百年以上前、今よりももっと寒く、そして防寒設備もままならない中で、八十日以上、気象観測をし続けたことに驚く。

また、「国として、いきなり、そんな危険なところへ観測所を建てることは出来ない。まず民間の誰かが、厳冬期の富士山頂で気象観測をして、その可能性を実証しないかぎり、実現は不可能である。」と、命を懸けて気象観測をした気概に驚く。

さらに、夫を手助けするために、子供を実家に預け、少し遅れて富士山頂に登った妻・千代子にも感動する。

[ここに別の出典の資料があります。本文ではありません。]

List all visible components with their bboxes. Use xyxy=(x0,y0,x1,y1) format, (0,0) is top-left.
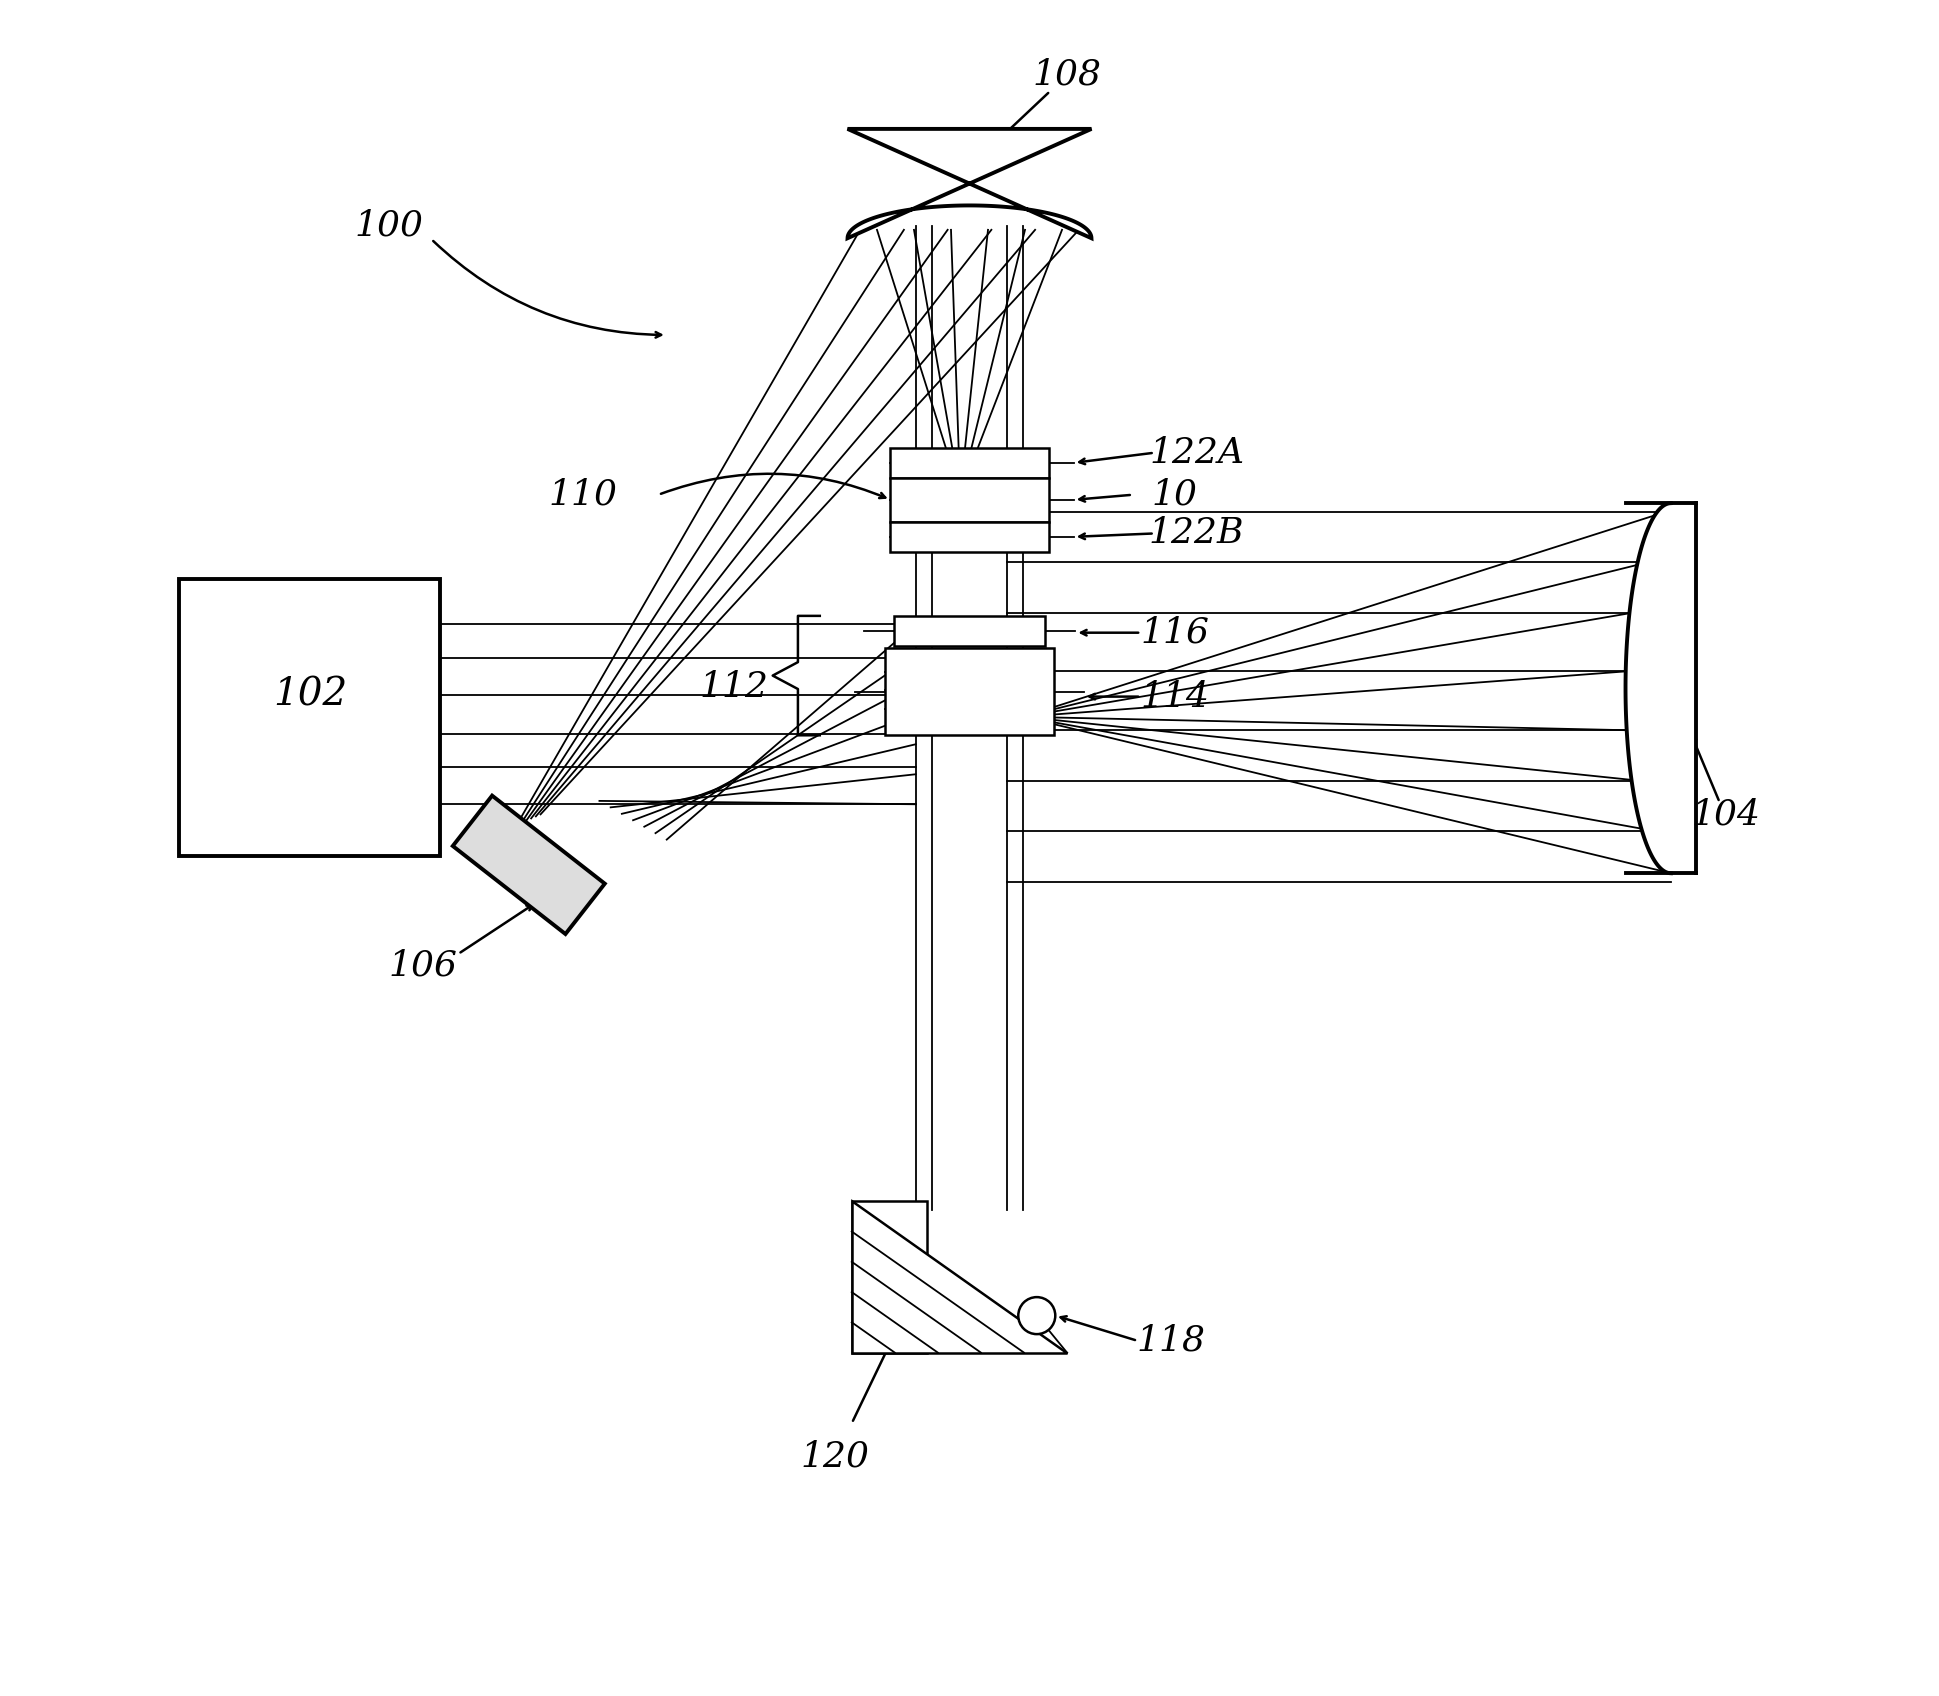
Text: 114: 114 xyxy=(1140,680,1210,714)
Text: 102: 102 xyxy=(273,677,347,714)
Polygon shape xyxy=(851,1201,1066,1353)
Bar xyxy=(178,578,440,856)
Polygon shape xyxy=(847,129,1092,237)
Text: 108: 108 xyxy=(1033,58,1101,92)
Text: 122B: 122B xyxy=(1148,517,1245,551)
Text: 104: 104 xyxy=(1693,797,1761,831)
Text: 106: 106 xyxy=(388,948,458,982)
Bar xyxy=(851,1201,927,1353)
Text: 112: 112 xyxy=(700,670,768,704)
Bar xyxy=(890,522,1049,551)
Text: 118: 118 xyxy=(1136,1325,1206,1358)
Bar xyxy=(886,648,1053,736)
Bar xyxy=(894,616,1045,646)
Bar xyxy=(890,448,1049,478)
Text: 120: 120 xyxy=(801,1440,869,1474)
Text: 100: 100 xyxy=(355,209,425,243)
Polygon shape xyxy=(1625,504,1697,873)
Bar xyxy=(890,478,1049,522)
Text: 116: 116 xyxy=(1140,616,1210,650)
Polygon shape xyxy=(454,795,605,934)
Text: 110: 110 xyxy=(549,478,617,512)
Text: 10: 10 xyxy=(1152,478,1198,512)
Text: 122A: 122A xyxy=(1150,436,1245,470)
Circle shape xyxy=(1018,1297,1055,1335)
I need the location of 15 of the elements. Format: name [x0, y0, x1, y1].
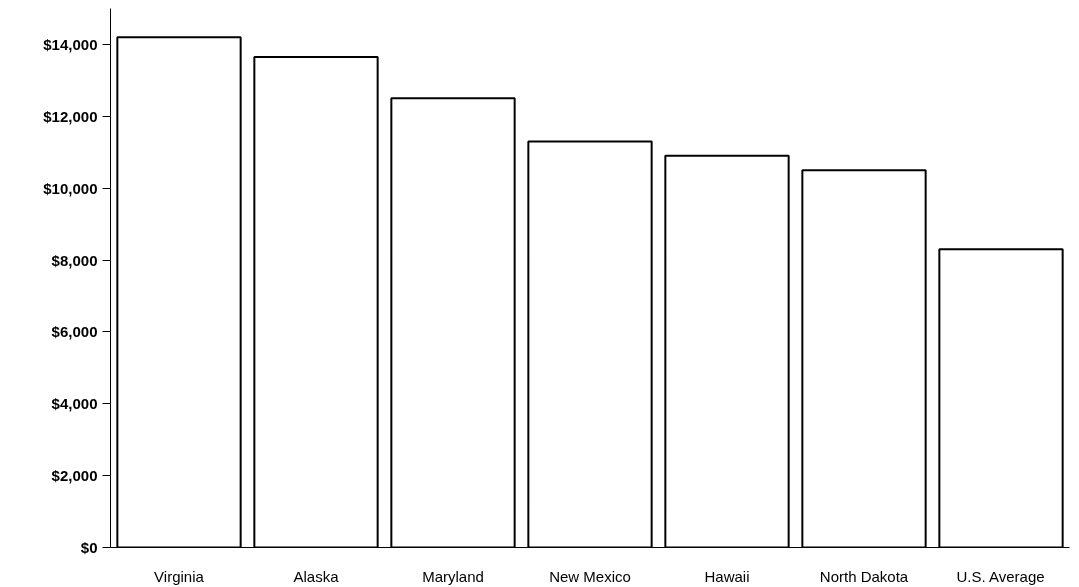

素晴らしい夫婦愛だ!

富士山 気象にかけた夢

その後、野中夫妻の富士山頂での気象観測の意義が認められ、昭和七年(一九三二年)、国の中央気象台が富士山頂での通年観測を実現した。そして、昭和四十年(一九六五年)には、富士山頂にレーダーが設置された。現在は気象衛星などがあり、有人での富士山頂。気象観測は終了した。野中夫妻の命懸けの行為が道を拓き、その後の気象観測に多大な貢献を果たした。

この大偉業が、野中夫妻の情熱と私費で行われていたことに驚かされる。誰の目にも危険は明らかであったが、〝世の為、人の為〟に己の信念を貫き、実現したことに感動した。

明治時代にはこのような気骨の人がいたのだ。そのように無私に生きた方々のおかげで、今の日本が成り立っていると思う。つい保身ばかり考えてしまいがちであるが、それでは大きな仕事はできない。

信念に生きた野中夫妻の精神を見習いたい!新田次郎著の小説『芙蓉の人』は、野中夫妻がモデルだという。読書の秋に、ぜひ読んでみたい。野中夫妻の情熱、夫婦愛に感謝、感動、歓喜!!!